Los shows se celebrarán hasta el martes 21 de febrero en un horario de 8:00 p.m. a 4:00 a.m. Por su parte, los culecos se llevarán a cabo desde las 10:00 a. m. hasta las 4:00 p. m. y se contará con cuatro carros cisterna. Así mismo, los desfiles iniciarán a las 5:00 p. m. partiendo desde el Mercado del Marisco, pasando por la calle 29 Este hasta la calle 25 en la avenida Balboa, y regresar por la cinta costera en dirección a Paitilla.
Además, a lo largo de la cinta costera 1 se localizarán unos 70 puestos de comidas y bebidas.
Para estas fiestas, el Estado destinará $2,250,000.00. De ese total $1,550,000.00 son para la ciudad de Panamá y $700,000.00 para los carnavales de diversos lugares del resto del país.
Diversión con orden
Por su parte, la Alcaldía de Panamá recordó que están prohibidos los actos que atenten “contra la moral y seguridad”, entre ellos, lanzar productos cáusticos, teñirse el cuerpo total o parcialmente con colorantes, usar látigos o jeringuillas o cualquier otro instrumento para intimidar o ejercer coacción.

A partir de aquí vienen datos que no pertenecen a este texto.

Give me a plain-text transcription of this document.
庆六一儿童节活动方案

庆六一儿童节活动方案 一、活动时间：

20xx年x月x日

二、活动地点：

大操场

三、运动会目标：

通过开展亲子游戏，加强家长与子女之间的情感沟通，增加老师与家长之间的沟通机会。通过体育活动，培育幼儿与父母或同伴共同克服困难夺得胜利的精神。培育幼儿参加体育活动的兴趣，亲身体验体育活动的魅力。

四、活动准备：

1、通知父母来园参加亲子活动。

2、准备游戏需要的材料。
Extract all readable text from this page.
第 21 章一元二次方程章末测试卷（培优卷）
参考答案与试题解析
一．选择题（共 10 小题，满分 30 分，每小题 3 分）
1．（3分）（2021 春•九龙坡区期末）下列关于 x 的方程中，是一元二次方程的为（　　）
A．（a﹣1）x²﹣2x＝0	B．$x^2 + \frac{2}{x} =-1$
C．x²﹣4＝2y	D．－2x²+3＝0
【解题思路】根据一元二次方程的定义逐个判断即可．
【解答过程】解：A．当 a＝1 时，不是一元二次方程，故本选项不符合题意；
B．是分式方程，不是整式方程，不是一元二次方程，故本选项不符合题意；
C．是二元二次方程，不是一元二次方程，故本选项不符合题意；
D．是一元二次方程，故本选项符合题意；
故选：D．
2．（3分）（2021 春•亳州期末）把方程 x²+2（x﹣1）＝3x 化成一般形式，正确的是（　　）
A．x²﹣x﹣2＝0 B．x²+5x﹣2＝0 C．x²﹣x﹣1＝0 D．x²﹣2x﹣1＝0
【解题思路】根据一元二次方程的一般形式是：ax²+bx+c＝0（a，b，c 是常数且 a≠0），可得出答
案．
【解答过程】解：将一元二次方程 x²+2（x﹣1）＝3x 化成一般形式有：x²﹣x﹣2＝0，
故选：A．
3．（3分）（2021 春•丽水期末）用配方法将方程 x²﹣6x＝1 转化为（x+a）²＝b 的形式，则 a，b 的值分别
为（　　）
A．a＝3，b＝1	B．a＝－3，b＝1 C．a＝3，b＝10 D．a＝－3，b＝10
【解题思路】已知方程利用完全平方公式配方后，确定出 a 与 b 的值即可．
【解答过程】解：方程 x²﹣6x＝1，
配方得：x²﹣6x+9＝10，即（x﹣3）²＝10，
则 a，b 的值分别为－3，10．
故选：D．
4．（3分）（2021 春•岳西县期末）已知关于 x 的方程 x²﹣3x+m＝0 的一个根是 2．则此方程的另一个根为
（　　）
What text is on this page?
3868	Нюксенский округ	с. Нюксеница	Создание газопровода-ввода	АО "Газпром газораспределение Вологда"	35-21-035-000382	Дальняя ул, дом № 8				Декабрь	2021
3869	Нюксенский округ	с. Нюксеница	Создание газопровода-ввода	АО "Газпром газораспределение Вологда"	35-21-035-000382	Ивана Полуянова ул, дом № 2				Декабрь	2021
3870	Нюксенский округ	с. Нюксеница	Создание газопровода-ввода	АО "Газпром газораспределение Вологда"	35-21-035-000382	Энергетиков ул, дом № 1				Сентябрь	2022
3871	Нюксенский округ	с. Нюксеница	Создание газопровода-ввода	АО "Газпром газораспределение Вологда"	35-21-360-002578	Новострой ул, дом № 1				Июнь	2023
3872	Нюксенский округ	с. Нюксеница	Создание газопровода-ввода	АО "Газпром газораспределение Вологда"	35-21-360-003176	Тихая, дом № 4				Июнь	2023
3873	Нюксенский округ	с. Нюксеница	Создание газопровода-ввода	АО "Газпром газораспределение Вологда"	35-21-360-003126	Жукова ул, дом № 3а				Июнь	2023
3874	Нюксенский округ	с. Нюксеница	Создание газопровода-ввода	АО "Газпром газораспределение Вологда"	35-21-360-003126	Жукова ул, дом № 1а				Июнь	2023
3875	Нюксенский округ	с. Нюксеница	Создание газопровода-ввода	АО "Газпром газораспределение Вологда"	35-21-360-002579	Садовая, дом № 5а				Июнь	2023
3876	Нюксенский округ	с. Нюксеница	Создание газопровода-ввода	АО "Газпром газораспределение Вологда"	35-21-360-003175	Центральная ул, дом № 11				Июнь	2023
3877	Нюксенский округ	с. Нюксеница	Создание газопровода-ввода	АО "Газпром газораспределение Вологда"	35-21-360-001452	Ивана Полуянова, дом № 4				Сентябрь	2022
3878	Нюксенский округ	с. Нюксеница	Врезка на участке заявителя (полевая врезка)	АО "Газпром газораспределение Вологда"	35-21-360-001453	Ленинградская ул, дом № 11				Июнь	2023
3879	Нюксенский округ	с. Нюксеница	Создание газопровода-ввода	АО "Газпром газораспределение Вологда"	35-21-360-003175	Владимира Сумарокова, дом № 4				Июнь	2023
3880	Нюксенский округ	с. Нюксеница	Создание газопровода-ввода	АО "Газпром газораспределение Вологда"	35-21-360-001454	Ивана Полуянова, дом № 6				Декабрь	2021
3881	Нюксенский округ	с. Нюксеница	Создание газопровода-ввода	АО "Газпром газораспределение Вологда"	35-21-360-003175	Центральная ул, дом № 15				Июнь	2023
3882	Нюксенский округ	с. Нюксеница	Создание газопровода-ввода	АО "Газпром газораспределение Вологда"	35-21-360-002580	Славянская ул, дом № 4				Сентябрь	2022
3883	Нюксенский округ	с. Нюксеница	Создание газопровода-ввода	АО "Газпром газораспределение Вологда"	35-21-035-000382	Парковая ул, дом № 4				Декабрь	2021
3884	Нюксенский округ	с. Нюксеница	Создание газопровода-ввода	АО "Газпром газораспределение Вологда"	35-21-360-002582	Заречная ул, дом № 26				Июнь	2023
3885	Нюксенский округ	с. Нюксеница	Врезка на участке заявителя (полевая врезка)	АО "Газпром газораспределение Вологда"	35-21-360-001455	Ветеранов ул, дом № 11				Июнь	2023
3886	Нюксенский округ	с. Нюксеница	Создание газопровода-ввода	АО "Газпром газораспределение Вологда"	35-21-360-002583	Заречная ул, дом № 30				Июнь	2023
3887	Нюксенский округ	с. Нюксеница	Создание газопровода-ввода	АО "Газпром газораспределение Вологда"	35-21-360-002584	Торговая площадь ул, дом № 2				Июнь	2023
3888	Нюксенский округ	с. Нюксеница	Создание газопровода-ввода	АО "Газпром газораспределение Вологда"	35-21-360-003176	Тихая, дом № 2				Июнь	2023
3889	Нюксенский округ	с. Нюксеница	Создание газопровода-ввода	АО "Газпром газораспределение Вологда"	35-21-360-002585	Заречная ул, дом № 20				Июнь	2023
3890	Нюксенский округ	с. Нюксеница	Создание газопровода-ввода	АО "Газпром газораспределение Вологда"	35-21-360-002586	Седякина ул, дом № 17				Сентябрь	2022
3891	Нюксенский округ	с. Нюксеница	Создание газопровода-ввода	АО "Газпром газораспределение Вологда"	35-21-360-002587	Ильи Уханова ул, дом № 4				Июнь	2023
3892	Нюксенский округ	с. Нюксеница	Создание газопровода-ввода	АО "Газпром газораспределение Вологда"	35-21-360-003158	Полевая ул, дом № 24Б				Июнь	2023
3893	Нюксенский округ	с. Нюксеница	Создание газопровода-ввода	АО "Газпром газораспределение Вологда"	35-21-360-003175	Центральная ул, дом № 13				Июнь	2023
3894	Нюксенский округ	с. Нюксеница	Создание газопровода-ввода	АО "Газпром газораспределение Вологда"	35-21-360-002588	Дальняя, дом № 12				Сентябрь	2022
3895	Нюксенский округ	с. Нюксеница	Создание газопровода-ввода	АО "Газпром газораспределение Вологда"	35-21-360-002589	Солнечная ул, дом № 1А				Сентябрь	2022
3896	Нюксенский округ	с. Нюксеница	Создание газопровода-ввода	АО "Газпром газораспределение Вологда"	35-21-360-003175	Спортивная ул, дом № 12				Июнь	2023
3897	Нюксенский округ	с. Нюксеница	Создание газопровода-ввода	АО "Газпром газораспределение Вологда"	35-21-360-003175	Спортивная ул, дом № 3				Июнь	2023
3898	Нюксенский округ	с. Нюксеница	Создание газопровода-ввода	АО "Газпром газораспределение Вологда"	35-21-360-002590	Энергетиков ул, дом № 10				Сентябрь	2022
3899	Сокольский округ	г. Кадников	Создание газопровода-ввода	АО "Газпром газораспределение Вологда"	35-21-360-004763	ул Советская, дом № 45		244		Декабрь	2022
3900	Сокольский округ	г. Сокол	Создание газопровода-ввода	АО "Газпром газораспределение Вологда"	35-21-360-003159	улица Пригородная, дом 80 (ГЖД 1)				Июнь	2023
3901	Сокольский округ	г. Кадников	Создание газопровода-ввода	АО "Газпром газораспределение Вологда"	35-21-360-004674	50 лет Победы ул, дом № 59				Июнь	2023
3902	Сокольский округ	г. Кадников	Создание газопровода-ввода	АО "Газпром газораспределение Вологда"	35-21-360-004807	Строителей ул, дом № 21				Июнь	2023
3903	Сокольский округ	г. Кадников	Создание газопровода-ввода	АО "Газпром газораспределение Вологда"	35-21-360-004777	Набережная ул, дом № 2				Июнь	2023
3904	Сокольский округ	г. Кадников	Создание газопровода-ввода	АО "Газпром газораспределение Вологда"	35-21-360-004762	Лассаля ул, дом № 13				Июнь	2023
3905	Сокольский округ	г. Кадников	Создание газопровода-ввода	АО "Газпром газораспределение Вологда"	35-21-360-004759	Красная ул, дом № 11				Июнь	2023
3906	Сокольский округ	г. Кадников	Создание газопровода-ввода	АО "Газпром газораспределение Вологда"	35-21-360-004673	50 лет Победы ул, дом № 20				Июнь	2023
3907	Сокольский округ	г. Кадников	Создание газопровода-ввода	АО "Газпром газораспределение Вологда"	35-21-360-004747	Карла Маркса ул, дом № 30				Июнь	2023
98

Igualmente, portar armas de fuego aún con permiso, objetos filosos y punzocortantes, el ingreso al área con neveras portátiles, e instalar y usar equipos de sonido en los puestos de comida o de venta ambulante.
También se prohíbe el uso de disfraces que puedan prestarse a confusión con los uniformes de instituciones de seguridad y salud, hábitos sacerdotales y emblemas nacionales o internacionales en decoraciones alegóricas.